Les causes qui disposent à ces différens vices provenant de la laxité des fibres, sont la disposition héréditaire dans certaines familles, qui consiste dans une délicatesse d’organes, dépendante du trop peu de résistance des fibres, à se laisser distendre outre me-

sure ; l’habitude ou l’usage de se nourrir d’alimens de

bon suc, mais de qualité à humecter, pris en grande quantité avec la faculté de les bien digérer, joints à cela sur-tout le défaut d’exercice, la résidence dans un climat chaud & humide, tout ce qui peut avoir rapport à ces circonstances, tout ce qui tend à faire surabonder les fluides dans le corps humain, qui empêche ou ne favorise pas la dissipation de leur superflu, qui fait séjourner les sucs aqueux, huileux, dans les vaisseaux simples, ensorte qu’il s’en introduise des molécules entre les parties intégrantes des fibres & entre les fibres même ; que ces molécules interposées écartent celles-là, en diminuent la cohésion, s’insinuent entre celles-ci, empêchent qu’elles se touchent entr’elles, de maniere que le contact qui se faisoit par des surfaces linéaires, ne se fasse plus que par des points entre ces molécules sphériques & les fibres : d’où il arrive que la solidité des parties qui en sont composées, diminue en raison directe de la diminution du contact, & par conséquent de la cohésion ; c’est ce qu’on observe bien sensiblement a l’égard des cuirs macérés dans l’eau, de l’effet des bains sur la peau, de la putréfaction commençante, qui ne peut jamais se faire qu’à la faveur de l’humidité, &c.

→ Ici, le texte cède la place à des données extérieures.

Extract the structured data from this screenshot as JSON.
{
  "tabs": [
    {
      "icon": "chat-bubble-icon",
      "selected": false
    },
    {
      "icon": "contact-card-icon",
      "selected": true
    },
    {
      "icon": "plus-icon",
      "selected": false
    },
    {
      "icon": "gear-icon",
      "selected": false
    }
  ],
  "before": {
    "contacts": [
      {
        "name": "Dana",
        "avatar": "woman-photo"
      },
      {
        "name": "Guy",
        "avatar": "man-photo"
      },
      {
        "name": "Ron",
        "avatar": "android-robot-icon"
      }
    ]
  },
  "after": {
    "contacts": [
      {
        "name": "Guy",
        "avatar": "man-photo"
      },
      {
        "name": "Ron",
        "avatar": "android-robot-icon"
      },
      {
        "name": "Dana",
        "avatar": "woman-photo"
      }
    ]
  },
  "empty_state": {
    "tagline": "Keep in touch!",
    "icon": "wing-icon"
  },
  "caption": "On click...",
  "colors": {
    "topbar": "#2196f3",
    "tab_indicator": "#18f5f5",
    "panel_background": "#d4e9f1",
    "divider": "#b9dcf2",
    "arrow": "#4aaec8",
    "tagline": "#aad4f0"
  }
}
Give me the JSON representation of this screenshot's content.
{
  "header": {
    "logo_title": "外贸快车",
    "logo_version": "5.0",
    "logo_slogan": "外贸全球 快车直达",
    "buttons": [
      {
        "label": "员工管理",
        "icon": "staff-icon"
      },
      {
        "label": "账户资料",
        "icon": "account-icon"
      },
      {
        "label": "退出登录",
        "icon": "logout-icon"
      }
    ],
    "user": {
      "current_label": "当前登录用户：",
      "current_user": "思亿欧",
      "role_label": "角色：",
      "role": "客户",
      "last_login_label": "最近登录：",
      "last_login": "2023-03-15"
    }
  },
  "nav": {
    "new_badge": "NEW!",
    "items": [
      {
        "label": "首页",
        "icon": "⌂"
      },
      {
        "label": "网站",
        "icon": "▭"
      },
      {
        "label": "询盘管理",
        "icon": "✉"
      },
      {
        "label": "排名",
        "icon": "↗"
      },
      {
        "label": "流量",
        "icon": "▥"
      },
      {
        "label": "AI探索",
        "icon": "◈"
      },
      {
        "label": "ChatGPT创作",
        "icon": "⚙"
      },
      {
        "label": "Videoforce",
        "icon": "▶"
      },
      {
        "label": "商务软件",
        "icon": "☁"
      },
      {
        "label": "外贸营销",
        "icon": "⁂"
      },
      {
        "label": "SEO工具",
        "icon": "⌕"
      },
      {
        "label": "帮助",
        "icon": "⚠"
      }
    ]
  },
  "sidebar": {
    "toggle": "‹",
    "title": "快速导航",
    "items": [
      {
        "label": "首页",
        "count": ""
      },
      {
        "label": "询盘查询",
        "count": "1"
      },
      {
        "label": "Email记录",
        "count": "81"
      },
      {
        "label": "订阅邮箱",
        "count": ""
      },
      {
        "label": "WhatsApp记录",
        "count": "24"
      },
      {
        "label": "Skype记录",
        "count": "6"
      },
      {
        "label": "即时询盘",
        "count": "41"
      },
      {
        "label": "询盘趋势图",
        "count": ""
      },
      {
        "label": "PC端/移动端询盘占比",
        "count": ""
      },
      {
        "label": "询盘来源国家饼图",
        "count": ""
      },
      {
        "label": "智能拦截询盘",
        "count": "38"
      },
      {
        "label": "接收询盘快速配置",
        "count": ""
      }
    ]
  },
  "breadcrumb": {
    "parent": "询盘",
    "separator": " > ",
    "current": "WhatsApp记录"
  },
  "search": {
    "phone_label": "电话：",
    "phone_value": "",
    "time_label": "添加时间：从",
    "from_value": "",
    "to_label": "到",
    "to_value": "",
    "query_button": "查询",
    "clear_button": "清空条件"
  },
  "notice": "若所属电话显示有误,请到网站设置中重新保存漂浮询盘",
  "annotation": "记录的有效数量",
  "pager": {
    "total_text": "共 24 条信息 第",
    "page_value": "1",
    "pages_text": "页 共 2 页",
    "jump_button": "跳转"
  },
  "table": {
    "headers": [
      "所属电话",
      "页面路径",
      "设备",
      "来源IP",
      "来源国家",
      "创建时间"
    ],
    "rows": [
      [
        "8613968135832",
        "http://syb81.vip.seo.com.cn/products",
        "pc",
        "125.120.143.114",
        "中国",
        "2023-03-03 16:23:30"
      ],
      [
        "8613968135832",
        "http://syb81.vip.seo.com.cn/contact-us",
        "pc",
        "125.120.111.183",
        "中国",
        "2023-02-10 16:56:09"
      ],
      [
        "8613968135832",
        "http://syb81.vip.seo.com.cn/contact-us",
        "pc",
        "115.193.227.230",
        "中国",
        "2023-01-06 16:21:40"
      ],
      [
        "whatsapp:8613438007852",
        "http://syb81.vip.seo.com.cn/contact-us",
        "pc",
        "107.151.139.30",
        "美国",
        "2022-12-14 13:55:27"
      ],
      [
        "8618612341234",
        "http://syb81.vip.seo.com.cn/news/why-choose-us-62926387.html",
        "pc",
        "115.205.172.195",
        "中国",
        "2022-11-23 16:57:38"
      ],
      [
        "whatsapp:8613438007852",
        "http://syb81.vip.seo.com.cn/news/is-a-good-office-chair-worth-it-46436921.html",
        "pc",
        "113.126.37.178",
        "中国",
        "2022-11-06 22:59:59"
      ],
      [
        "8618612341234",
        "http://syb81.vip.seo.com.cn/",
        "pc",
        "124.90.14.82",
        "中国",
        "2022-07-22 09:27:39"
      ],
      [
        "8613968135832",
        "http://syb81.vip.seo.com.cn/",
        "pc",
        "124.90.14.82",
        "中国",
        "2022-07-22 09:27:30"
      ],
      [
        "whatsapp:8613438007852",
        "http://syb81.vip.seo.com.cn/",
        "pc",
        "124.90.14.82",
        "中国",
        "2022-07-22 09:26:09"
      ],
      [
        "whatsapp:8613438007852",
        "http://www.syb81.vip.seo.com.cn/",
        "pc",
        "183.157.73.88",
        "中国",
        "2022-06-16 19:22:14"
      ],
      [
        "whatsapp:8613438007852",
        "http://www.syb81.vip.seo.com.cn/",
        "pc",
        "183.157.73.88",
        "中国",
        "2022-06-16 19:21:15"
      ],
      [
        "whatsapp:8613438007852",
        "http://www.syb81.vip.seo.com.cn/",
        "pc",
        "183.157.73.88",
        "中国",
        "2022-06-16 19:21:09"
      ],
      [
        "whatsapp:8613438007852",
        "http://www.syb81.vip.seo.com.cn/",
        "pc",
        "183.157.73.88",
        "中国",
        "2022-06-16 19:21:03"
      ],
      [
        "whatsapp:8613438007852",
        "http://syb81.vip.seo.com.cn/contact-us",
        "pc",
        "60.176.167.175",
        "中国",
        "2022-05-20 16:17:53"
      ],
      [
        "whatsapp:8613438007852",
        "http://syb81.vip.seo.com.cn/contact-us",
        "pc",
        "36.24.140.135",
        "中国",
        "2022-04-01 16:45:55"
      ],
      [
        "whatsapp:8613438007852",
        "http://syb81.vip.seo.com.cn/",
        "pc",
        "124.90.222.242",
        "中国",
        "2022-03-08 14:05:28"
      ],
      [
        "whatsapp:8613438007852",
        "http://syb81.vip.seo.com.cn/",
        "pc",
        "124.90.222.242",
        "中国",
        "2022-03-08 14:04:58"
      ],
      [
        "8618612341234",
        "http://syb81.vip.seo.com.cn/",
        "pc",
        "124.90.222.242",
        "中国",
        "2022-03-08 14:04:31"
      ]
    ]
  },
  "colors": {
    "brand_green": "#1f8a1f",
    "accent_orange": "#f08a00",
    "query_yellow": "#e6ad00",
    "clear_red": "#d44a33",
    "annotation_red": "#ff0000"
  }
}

Tout ce qui peut contribuer à diminuer les forces ambiantes qui servent à presser tout le corps en général (comme la chaleur de l’air ou la diminution de son poids, ainsi qu’on l’observe sur les animaux mis dans un four chaud, dans la machine du vuide) ; tout ce qui tend à affoiblir les puissances qui peuvent comprimer les vaisseaux simples, susceptibles de s’oblitérer, d’être convertis en fibre composée ; enfin tout ce qui peut rendre imparfait l’ouvrage de la nutrition, empêcher l’assimilation des parties destinées à réparer les pertes, les abrasions des solides, corrompre la qualité des humeurs plastiques, susceptibles de s’épaissir, de se durcir dans certains petits vaisseaux, & de les convertir par-là d’une autre maniere, en partie plus solide, en fibre composée : telles sont en général les différentes causes qui peuvent établir la laxité, la débilité des fibres ; on peut en tirer aisément toutes les conséquences particulieres qui peuvent avoir rapport à ce sujet ; on peut se rendre facilement raison d’après ces principes, de tous les phénomenes, de tous les effets de ce genre de vice des fibres.

Ces effets sont différens, selon les différentes fonctions des parties qui pechent ; ainsi la laxité dans les fibres musculaires, dans les organes du mouvement volontaire, produit la difficulté de mettre en jeu les membres, de soûtenir les fatigues du corps, de se livrer à l’exercice, au travail, de marcher, de porter des fardeaux, & de faire des efforts de quelque espece que ce soit, rend tout le corps affaissé, les muscles disposés à la paralysie ; & cette disposition est proportionnée au degré du vice, qui l’entretient dans les fibres nerveuses : ce vice produit la foiblesse de l’esprit, la stupidité, l’insensibilité de l’ame, en un mot la diminution & l’abolition même de la faculté que ces fibres ont de procurer le sentiment & le mouvement aux parties auxquelles elles se distribuent. Voyez Paralysie. Dans les membranes, la laxité produit le relâchement, la distensibilité ; d’où peuvent s’ensuivre les hernies de toute espece, les luxations, &c. Dans les fibres vasculeuses, la laxité produit des tumeurs enkistées, anévrysmales ; variqueuses. Dans les fibres osseuses, ce vice produit le défaut de fermeté, de dureté dans les os ; la disposition à ce qu’ils se renflent, deviennent difformes, se courbent, se ramollissent : d’où s’ensuit la difficulté à soûtenir le corps debout, sur son séant, élevé, & même l’immobilité totale.